MUTUAL life and pensions group Royal London said it expects “more of the same” for the remainder of the year and 2016 after posting results it described as a new record for the 154-year-old business.
The firm, which has 1,142 of its total 2,958 employees in Scotland, said its new life and pensions business grew by 35 per cent in the nine months to 30 September, reaching £4.86 billion.
It said this reflects “excellent” sales in pensions, due to pension freedoms and auto enrolment, and in protection products.
Group pensions increased by 11 per cent to £1.92bn, individual pensions by 52 per cent to £1.44bn and drawdown by 67 per cent to £966 million. Sales to individuals jumped by 330 per cent to £116m, “reflecting strong growth in the direct to consumer and funeral plan business lines”.
Total group funds under management reached £83.1bn at 30 September, a year-on-year increase of 1 per cent.
Chief executive Phil Loney said: “This is another strong set of results with all life and pensions businesses putting in excellent new business performance.”

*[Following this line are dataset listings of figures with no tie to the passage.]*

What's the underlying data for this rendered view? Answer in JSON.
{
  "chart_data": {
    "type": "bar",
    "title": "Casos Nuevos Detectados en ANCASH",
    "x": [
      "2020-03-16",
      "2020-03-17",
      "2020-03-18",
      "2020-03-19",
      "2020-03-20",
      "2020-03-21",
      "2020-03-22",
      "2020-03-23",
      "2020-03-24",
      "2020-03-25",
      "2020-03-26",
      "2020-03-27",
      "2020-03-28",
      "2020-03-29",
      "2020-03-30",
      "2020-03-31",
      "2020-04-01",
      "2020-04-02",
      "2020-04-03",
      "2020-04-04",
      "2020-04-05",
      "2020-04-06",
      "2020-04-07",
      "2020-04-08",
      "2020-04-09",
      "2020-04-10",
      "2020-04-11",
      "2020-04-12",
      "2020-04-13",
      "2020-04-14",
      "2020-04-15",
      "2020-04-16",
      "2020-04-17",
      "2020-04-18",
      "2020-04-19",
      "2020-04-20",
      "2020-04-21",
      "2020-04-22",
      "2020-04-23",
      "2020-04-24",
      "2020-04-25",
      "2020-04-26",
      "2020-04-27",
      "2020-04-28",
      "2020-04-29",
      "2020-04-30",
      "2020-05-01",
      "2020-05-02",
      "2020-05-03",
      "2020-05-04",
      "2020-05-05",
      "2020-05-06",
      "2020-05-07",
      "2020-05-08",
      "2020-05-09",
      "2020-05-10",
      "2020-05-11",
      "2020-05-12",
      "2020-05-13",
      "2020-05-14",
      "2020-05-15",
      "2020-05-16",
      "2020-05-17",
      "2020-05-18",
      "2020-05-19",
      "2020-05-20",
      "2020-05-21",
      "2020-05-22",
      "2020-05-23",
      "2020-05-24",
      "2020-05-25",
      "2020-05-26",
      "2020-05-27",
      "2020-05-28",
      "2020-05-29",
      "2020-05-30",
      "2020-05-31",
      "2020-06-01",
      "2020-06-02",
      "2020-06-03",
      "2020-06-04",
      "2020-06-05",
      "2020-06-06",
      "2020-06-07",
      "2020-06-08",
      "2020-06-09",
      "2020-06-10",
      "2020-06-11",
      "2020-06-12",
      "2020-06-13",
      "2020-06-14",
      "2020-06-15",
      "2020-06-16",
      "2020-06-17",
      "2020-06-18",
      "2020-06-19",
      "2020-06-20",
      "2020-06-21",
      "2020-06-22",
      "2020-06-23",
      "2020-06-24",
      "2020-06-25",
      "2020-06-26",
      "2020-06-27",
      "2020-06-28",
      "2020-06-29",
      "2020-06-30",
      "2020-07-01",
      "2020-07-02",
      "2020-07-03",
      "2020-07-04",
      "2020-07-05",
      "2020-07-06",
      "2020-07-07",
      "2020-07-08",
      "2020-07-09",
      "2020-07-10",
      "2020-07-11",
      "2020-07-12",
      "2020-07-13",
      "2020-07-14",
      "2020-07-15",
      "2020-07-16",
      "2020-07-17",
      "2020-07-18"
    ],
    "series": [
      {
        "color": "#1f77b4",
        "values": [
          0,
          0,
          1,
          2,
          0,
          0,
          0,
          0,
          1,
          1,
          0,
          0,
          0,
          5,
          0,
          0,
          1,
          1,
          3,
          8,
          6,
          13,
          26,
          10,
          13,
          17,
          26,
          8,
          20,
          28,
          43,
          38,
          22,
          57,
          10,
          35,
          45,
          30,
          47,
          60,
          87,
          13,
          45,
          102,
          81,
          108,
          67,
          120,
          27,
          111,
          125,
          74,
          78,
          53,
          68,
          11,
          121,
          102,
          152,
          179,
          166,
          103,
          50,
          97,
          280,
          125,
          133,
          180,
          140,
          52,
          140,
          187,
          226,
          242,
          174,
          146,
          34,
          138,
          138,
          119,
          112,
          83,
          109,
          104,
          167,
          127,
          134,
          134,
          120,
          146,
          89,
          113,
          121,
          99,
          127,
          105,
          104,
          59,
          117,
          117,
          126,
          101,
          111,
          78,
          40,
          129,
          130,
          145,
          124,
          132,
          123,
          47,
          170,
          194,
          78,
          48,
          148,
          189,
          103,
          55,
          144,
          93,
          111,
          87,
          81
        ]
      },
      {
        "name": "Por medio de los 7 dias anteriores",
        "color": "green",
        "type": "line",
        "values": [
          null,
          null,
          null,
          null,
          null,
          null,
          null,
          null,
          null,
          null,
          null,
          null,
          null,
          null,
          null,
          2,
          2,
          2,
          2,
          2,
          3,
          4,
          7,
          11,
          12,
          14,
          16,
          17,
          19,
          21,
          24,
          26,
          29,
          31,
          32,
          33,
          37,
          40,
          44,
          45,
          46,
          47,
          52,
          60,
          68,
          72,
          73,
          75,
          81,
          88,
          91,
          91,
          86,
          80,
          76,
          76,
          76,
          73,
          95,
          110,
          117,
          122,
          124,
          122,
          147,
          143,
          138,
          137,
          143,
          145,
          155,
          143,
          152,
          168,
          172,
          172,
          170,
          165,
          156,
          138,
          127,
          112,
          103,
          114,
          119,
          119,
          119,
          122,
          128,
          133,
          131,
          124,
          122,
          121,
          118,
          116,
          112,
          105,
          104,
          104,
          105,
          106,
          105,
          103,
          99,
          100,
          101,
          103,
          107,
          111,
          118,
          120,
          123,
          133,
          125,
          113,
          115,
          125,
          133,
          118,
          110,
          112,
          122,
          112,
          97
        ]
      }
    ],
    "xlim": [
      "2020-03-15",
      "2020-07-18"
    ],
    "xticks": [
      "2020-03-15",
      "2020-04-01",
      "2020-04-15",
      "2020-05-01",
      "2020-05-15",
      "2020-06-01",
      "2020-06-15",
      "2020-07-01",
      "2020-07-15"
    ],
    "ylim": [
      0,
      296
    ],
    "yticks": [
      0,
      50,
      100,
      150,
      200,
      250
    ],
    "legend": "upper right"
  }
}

He said the firm was very pleased with its performance, having improved all of its main products. It is now extending its auto-enrolment cover to small businesses, including those with one or two employees, having focused on those with 50 to 500.
Loney also reiterated the firm’s opposition to proposed ISA-style taxation of pension income. “The public will not trust future cash-strapped governments to honour any current promise of a tax-free-ISA-style income in retirement,” he said.